Inanna bir gün yer altı dünyasında hüküm sürmekte olan kız kardeşini görmek için yeraltı dünyasına iner. Ziyaret gerçekleşir, hatta belki de şüphe uyandıracak kadar uzar. Durum bu olunca kardeşi yeraltı dünyasındaki iktidarındaki iktidarından olma korkusuyla İnanna'yı bir cesede çevirir. Günler geçer, İnanna dönmeyince veziri hemen tanrılar meclisine koşar ve durumu anlatır.
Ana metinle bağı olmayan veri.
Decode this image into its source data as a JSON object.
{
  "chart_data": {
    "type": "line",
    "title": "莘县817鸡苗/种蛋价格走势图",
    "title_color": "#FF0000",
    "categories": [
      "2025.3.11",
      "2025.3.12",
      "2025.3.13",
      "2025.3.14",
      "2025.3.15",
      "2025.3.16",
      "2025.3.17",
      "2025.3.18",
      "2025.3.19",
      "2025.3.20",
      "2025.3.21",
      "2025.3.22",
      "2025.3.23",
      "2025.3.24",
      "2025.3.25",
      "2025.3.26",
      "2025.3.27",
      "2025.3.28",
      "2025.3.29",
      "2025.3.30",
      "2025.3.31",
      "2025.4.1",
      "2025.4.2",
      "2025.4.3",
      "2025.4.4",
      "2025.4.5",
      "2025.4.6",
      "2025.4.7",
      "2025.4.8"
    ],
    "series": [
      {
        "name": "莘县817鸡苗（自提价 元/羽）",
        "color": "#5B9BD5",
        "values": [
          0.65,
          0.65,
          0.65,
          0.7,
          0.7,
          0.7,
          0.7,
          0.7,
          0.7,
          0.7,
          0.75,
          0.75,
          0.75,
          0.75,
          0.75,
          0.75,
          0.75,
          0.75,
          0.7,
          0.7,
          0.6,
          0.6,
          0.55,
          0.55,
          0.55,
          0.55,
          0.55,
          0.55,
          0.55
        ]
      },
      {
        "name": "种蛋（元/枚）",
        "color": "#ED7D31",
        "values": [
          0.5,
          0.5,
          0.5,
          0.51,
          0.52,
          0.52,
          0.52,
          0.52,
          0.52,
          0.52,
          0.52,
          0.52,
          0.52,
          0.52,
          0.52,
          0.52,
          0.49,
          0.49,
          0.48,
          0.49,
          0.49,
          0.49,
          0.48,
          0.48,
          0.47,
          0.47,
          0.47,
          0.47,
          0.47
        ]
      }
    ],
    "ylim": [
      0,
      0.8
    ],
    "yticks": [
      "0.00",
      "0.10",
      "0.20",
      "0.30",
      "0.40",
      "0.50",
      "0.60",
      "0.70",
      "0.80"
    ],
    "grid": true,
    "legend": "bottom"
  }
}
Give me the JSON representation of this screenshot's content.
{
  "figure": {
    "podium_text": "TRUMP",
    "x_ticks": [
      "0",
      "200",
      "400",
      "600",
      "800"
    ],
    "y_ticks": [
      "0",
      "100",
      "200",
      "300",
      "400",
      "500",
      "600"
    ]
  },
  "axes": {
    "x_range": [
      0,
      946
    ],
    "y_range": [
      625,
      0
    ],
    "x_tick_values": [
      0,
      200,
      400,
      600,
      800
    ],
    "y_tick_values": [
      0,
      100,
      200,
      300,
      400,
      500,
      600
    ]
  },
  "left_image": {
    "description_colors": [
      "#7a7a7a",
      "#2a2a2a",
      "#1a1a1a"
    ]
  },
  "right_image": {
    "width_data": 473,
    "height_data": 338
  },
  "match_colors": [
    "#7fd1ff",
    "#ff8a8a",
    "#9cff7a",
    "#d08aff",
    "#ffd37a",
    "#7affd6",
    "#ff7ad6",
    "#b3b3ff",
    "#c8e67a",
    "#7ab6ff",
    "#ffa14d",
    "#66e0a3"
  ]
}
Diğer tanrılar eden bulur diye düşünse de bilgelik tanrısı Enki hemen müdahale eder, İnanna tekrardan canlandırılır. Fakat tam da yer altından çıkacakken kapıda durdurulur ve ona yer altından çıkacak olan bir bedene karşılık başka bir beden bulması gerektiği söylenir.
Yer altından çıktığında bazı kaynaklara göre ilk olarak insanları görür, insanlar üzüntülerinden çuvallar giymiş, ağıtlar yakar halde olduklarından kullarını yeraltından kendisiyle gelen zebanilerine vermeye gönlü razı olmaz. Kocasının sarayına doğru gider. Bir de ne görsün? Temmuz Efendi'nin keyfi yerinde, güzel kıyafetler içerisinde, neşeyle tahtında oturuyor. Sinirden çıldırır ve cinlere "Beden mi dediniz, alın size beden!" der ve kocası cinler tarafından yer altına götürülür. Tabii bu duruma en çok Temmuz'un kız kardeşi hayal tanrısı Geştinanna üzülür. Tanrılara yalvarır yakarır. Temmuz'u tamamen kurtaramasa da onun yerine yarım yıl yerin altında kalmaya tanrıları razı eder.
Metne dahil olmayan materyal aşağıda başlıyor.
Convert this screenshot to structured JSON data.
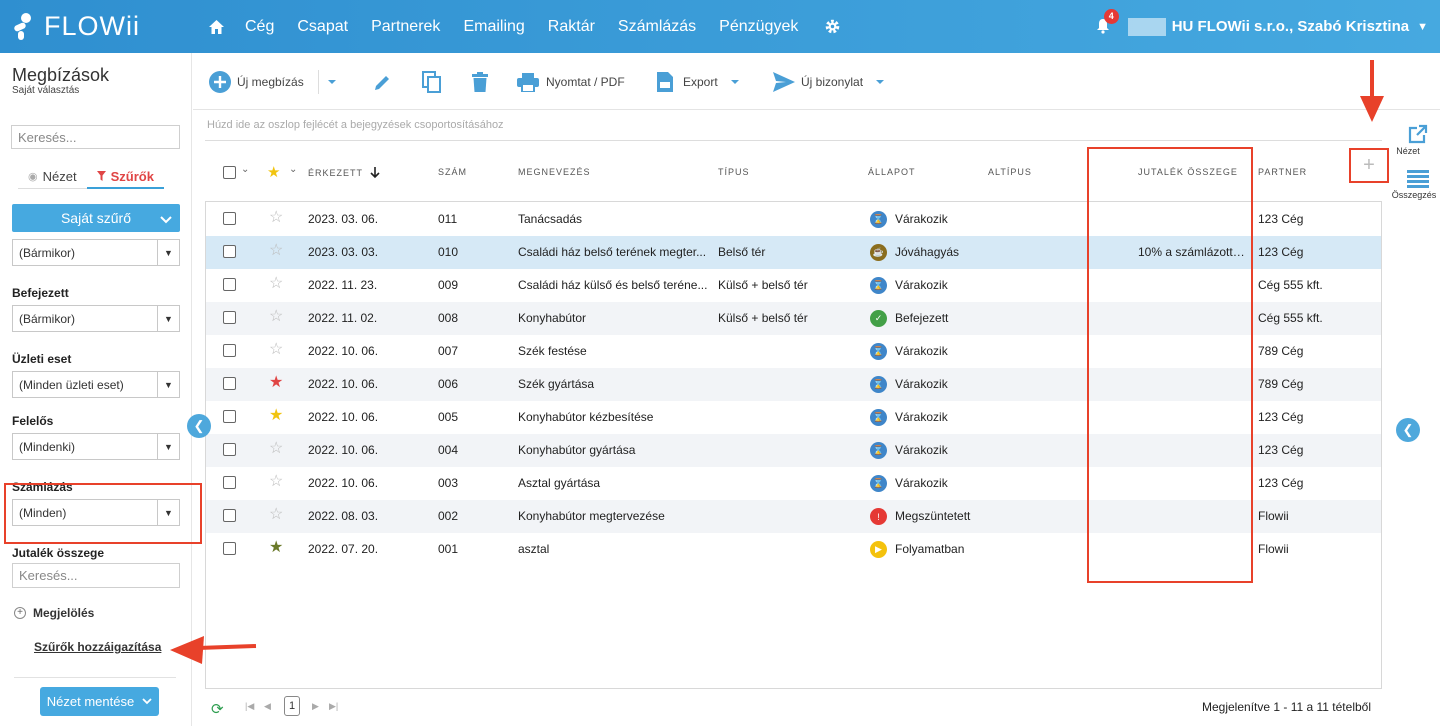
{
  "app": {
    "logo": "FLOWii"
  },
  "nav": {
    "items": [
      "Cég",
      "Csapat",
      "Partnerek",
      "Emailing",
      "Raktár",
      "Számlázás",
      "Pénzügyek"
    ]
  },
  "user": {
    "notifications": "4",
    "company": "HU FLOWii s.r.o., Szabó Krisztina"
  },
  "page": {
    "title": "Megbízások",
    "subtitle": "Saját választás"
  },
  "sidebar": {
    "search_placeholder": "Keresés...",
    "tab_view": "Nézet",
    "tab_filters": "Szűrők",
    "own_filter": "Saját szűrő",
    "select_first": "(Bármikor)",
    "filters": [
      {
        "label": "Befejezett",
        "value": "(Bármikor)"
      },
      {
        "label": "Üzleti eset",
        "value": "(Minden üzleti eset)"
      },
      {
        "label": "Felelős",
        "value": "(Mindenki)"
      },
      {
        "label": "Számlázás",
        "value": "(Minden)"
      }
    ],
    "commission_label": "Jutalék összege",
    "commission_placeholder": "Keresés...",
    "marking": "Megjelölés",
    "assign_filters": "Szűrők hozzáigazítása",
    "save_view": "Nézet mentése"
  },
  "toolbar": {
    "new_order": "Új megbízás",
    "print": "Nyomtat / PDF",
    "export": "Export",
    "new_document": "Új bizonylat"
  },
  "grid": {
    "group_hint": "Húzd ide az oszlop fejlécét a bejegyzések csoportosításához",
    "columns": {
      "received": "Érkezett",
      "number": "Szám",
      "name": "Megnevezés",
      "type": "Típus",
      "status": "Állapot",
      "subtype": "Altípus",
      "commission": "Jutalék összege",
      "partner": "Partner"
    },
    "rows": [
      {
        "star": "none",
        "date": "2023. 03. 06.",
        "num": "011",
        "name": "Tanácsadás",
        "type": "",
        "status": "Várakozik",
        "status_kind": "wait",
        "commission": "",
        "partner": "123 Cég"
      },
      {
        "star": "none",
        "date": "2023. 03. 03.",
        "num": "010",
        "name": "Családi ház belső terének megter...",
        "type": "Belső tér",
        "status": "Jóváhagyás",
        "status_kind": "approve",
        "commission": "10% a számlázott ...",
        "partner": "123 Cég"
      },
      {
        "star": "none",
        "date": "2022. 11. 23.",
        "num": "009",
        "name": "Családi ház külső és belső teréne...",
        "type": "Külső + belső tér",
        "status": "Várakozik",
        "status_kind": "wait",
        "commission": "",
        "partner": "Cég 555 kft."
      },
      {
        "star": "none",
        "date": "2022. 11. 02.",
        "num": "008",
        "name": "Konyhabútor",
        "type": "Külső + belső tér",
        "status": "Befejezett",
        "status_kind": "done",
        "commission": "",
        "partner": "Cég 555 kft."
      },
      {
        "star": "none",
        "date": "2022. 10. 06.",
        "num": "007",
        "name": "Szék festése",
        "type": "",
        "status": "Várakozik",
        "status_kind": "wait",
        "commission": "",
        "partner": "789 Cég"
      },
      {
        "star": "red",
        "date": "2022. 10. 06.",
        "num": "006",
        "name": "Szék gyártása",
        "type": "",
        "status": "Várakozik",
        "status_kind": "wait",
        "commission": "",
        "partner": "789 Cég"
      },
      {
        "star": "yellow",
        "date": "2022. 10. 06.",
        "num": "005",
        "name": "Konyhabútor kézbesítése",
        "type": "",
        "status": "Várakozik",
        "status_kind": "wait",
        "commission": "",
        "partner": "123 Cég"
      },
      {
        "star": "none",
        "date": "2022. 10. 06.",
        "num": "004",
        "name": "Konyhabútor gyártása",
        "type": "",
        "status": "Várakozik",
        "status_kind": "wait",
        "commission": "",
        "partner": "123 Cég"
      },
      {
        "star": "none",
        "date": "2022. 10. 06.",
        "num": "003",
        "name": "Asztal gyártása",
        "type": "",
        "status": "Várakozik",
        "status_kind": "wait",
        "commission": "",
        "partner": "123 Cég"
      },
      {
        "star": "none",
        "date": "2022. 08. 03.",
        "num": "002",
        "name": "Konyhabútor megtervezése",
        "type": "",
        "status": "Megszüntetett",
        "status_kind": "cancel",
        "commission": "",
        "partner": "Flowii"
      },
      {
        "star": "olive",
        "date": "2022. 07. 20.",
        "num": "001",
        "name": "asztal",
        "type": "",
        "status": "Folyamatban",
        "status_kind": "progress",
        "commission": "",
        "partner": "Flowii"
      }
    ]
  },
  "pager": {
    "page": "1",
    "info": "Megjelenítve 1 - 11 a 11 tételből"
  },
  "right_panel": {
    "view": "Nézet",
    "summary": "Összegzés"
  },
  "colors": {
    "brand": "#46a9e0",
    "highlight": "#e8412a",
    "selected_row": "#d6e9f6"
  }
}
Böylelikle her yeni yıl Temmuz'un yeryüzüne yeniden dirilmesiyle başlar, tam da yazın sona ermeye, herşeyin sararıp dökülmeye başladığı bu günlerde de Temmuz yeniden ölür, yani yer altına iner. Her yıl sonbaharın zihnimde bıraktığı etki de bu şekilde. Özellikle son birkaç senedir korkarak giriyorum Eylül ayına. Bu sene de sonbahar benim için nahoş sürprizlerle dolu gibi duruyor. Hal böyle olunca bu haftaki resimleri çoban tanrısına adadım. Resimler demişken asıl konumuz geçtiğimiz haftaki buluşmamız olacaktı, ancak garip garip esen rüzgarlar, dengesiz sıcaklıkların etkisiyle böyle bir giriş yapmak durumunda kaldım.
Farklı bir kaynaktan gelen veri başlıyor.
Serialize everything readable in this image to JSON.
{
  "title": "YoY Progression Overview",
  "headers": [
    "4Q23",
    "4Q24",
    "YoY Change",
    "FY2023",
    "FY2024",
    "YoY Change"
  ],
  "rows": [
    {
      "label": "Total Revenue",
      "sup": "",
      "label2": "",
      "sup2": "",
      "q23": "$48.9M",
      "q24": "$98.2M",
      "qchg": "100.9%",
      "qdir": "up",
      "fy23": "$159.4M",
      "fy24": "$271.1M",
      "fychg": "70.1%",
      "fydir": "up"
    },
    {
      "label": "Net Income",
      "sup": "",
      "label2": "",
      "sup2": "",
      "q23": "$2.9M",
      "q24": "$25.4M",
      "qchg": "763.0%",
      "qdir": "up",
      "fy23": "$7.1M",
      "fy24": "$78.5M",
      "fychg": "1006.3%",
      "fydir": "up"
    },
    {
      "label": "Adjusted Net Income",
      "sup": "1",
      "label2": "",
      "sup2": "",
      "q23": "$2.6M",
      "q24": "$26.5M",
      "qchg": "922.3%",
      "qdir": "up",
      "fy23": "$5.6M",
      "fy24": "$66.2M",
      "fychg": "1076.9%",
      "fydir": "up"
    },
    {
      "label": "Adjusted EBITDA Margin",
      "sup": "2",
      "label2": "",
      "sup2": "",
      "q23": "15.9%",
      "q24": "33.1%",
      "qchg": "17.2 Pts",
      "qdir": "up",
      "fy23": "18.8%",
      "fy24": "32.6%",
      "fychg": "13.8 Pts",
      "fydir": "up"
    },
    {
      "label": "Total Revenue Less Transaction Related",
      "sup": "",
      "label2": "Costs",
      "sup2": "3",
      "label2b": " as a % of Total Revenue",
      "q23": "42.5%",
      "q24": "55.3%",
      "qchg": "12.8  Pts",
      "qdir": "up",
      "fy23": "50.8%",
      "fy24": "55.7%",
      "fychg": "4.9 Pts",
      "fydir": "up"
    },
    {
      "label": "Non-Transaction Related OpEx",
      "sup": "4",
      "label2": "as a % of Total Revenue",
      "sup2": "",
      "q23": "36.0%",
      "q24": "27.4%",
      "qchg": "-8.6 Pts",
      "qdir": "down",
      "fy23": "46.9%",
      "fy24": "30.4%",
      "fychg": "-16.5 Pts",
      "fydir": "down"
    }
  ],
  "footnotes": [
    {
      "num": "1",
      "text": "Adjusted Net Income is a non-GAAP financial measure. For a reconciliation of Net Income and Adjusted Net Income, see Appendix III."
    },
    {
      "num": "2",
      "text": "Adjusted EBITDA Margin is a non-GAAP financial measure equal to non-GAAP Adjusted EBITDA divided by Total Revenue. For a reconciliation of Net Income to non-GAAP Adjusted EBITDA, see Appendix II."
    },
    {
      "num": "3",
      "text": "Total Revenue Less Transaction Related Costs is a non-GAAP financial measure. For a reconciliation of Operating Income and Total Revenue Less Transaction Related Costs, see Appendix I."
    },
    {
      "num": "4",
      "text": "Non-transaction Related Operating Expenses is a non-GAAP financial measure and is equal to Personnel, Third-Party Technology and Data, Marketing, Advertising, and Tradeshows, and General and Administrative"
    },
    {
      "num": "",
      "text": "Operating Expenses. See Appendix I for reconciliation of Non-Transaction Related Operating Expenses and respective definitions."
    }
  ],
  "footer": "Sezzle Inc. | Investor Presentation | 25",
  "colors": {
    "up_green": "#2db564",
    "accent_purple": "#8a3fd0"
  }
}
Bu haftaki buluşmamız tam yaza veda buluşması oldu. Bir şekilde denk gelemeyen Usk İstanbul asları olarak plansız bir biçimde büyük oranda denk geldik. Kadıköy Çizgi ve Sahaf festivaline davetliydik. Kadıköy Lisesi'nin bahçesi buluşma mekanı olunca koştuk haliyle. Bu binanın kaderi de İstanbul'daki diğer tarihi binalarla hemen hemen aynıydı. Yine başkası adına utandık. Bahçede çizimlerimizi bitirince Moda sahil'e doğru yol aldık. Orada da birer resim çizdik ve ardından bir şeyler atıştırıp dağıldık. Neşeli olsa da hüzünlü bir gündü benim için. Geçiş mevsimlerini hiçbir zaman sevemeyeceğim galiba.